« Cette condition de mise à jour des certifications auprès de la nouvelle administration a été proposée par Geanilda Vásquez, sur vos instructions, afin de procéder immédiatement à ces paiements. Vingt-deux mois se sont écoulés depuis, Monsieur le Président, et nous comprenons que la plupart des dossiers se trouvent actuellement dans vos bureaux. ».
SAINT-DOMINGUE. Brandissant des pancartes faisant allusion à leurs revendications, exigeant le paiement des 380 800 566,29 (trois cent quatre-vingts millions huit cent mille cinq cent soixante-six et 29/00) que l'État leur doit pour les travaux construits, des ingénieurs et des architectes ont marché hier jusqu'au Palais national.
« Nous souhaitons interpeller le président Luis Abinader afin qu'il lui rappelle notre revendication, celle du groupe d'ingénieurs qui exigent que l'État dominicain règle les sommes dues depuis 1996 pour des travaux qui ont été officiellement commandés, réalisés, mesurés, correctement supervisés et mis en service dans tout le pays », a déclaré l'architecte Emiliano Familia Santos.
Les professionnels ont déclaré qu'il existe actuellement onze institutions publiques pour lesquelles ils ont réalisé des travaux et qu'après plus de 20 ans, ils n'ont toujours pas été payés pour ces travaux.

« Tenez votre promesse, nous voulons être payés de notre vivant », pouvait-on lire sur l'une des pancartes. « Monsieur le Président, nous parlons de 107 cas concernant des ingénieurs, des architectes et des propriétaires de petites entreprises de construction, auxquels l'État doit 380 800 566,29 pesos dominicains (trois cent quatre-vingts millions huit cent mille cinq cent soixante-six et vingt-neuf cents). Durant votre campagne présidentielle, nous vous avons rencontré à plusieurs reprises pour discuter de cette question », ont déclaré les plaignants.
Ils ont déclaré qu'Abinader avait toujours promis qu'une fois au pouvoir, il honorerait le paiement et le règlement de ces dettes, « une promesse qui a ravivé en nous un véritable espoir, qui n'a cessé de croître, lorsque, en réponse à notre communication d'octobre 2020, vous avez formé une commission technique, dirigée par la ministre Geanilda Vásquez Almánzar, pour coordonner et assurer le suivi de nos demandes de paiement. ».
Ils ont expliqué qu'après six mois de travail, le Conseil de recouvrement et le Comité institutionnel Codiano (CIC), ainsi que la Commission technique officielle, ont achevé le processus de mise à jour des certifications des dettes correspondantes, « bien que certaines institutions aient refusé d'émettre et de délivrer lesdites certifications de nos dettes, comme c'est le cas du ministère des Travaux publics (MOPC), de l'Institut d'aide et de logement (INAVI), de l'Institut national des ressources hydrauliques (INDRHI) et du Conseil électoral central (JCE). ».
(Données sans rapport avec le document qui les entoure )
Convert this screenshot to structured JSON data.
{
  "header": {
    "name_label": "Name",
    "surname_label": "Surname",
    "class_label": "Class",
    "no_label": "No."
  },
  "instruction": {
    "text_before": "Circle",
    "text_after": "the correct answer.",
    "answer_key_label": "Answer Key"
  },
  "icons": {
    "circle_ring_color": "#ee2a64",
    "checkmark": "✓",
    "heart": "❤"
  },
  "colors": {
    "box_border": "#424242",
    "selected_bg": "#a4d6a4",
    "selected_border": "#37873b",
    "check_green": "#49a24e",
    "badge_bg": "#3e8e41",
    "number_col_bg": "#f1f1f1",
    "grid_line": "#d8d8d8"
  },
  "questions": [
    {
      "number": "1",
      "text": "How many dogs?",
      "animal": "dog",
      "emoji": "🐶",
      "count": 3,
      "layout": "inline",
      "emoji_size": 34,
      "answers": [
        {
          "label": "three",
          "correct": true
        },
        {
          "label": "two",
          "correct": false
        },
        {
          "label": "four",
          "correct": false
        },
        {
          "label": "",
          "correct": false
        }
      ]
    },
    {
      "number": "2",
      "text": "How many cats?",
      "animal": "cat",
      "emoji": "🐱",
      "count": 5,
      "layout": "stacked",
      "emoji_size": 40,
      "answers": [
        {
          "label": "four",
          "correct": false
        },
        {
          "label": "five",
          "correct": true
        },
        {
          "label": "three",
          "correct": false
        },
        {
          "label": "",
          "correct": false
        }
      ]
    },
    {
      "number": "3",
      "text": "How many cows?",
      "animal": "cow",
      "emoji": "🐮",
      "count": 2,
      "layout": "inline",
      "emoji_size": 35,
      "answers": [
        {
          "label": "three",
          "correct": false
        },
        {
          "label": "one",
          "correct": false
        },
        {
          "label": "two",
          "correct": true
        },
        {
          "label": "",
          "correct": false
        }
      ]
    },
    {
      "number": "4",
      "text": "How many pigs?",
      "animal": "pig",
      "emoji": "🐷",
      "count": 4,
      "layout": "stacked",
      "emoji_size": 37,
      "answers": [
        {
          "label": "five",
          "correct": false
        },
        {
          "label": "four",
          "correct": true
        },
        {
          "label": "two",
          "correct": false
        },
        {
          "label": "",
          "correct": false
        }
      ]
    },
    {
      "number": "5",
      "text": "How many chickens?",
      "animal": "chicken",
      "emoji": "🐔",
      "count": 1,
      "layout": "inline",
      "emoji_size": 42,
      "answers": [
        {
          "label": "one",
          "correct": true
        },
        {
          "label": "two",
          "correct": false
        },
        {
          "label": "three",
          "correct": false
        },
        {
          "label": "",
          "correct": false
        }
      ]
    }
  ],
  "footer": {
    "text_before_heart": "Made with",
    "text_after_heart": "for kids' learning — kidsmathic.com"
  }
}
« Cette condition de mise à jour des certifications auprès de la nouvelle administration a été proposée par Geanilda Vásquez, sur vos instructions, afin de procéder immédiatement à ces paiements. Vingt-deux mois se sont écoulés depuis, Monsieur le Président, et nous comprenons que la plupart des dossiers se trouvent actuellement dans vos bureaux. ».
Les professionnels ont « instamment » demandé au président d'entamer la procédure de paiement, afin de mettre un terme « à un quart de siècle de souffrances et d'indifférence, de familles brisées et de décès, dont nous avons été victimes des précédents gouvernements désastreux. NOUS VOULONS ÊTRE PAYÉS DE NOTRE VIVANT », ont-ils déclaré.
Résultats de la marche

Hier, arrivés aux abords du Palais national, les participants à la marche ont refusé d'être reçus par un vice-ministre, exigeant d'être vus par un haut responsable.
« Et comme notre demande n’a pas été acceptée, nous avons décidé d’envoyer une lettre à la Présidence pour solliciter un rendez-vous. ».
La famille Santos a affirmé qu'elle ne cesserait pas son combat tant que la dette ne serait pas remboursée et qu'elle assisterait à l'inauguration de l'hôpital Padre Billini jeudi, en présence du président. « Nous y organiserons une manifestation », a déclaré le porte-parole.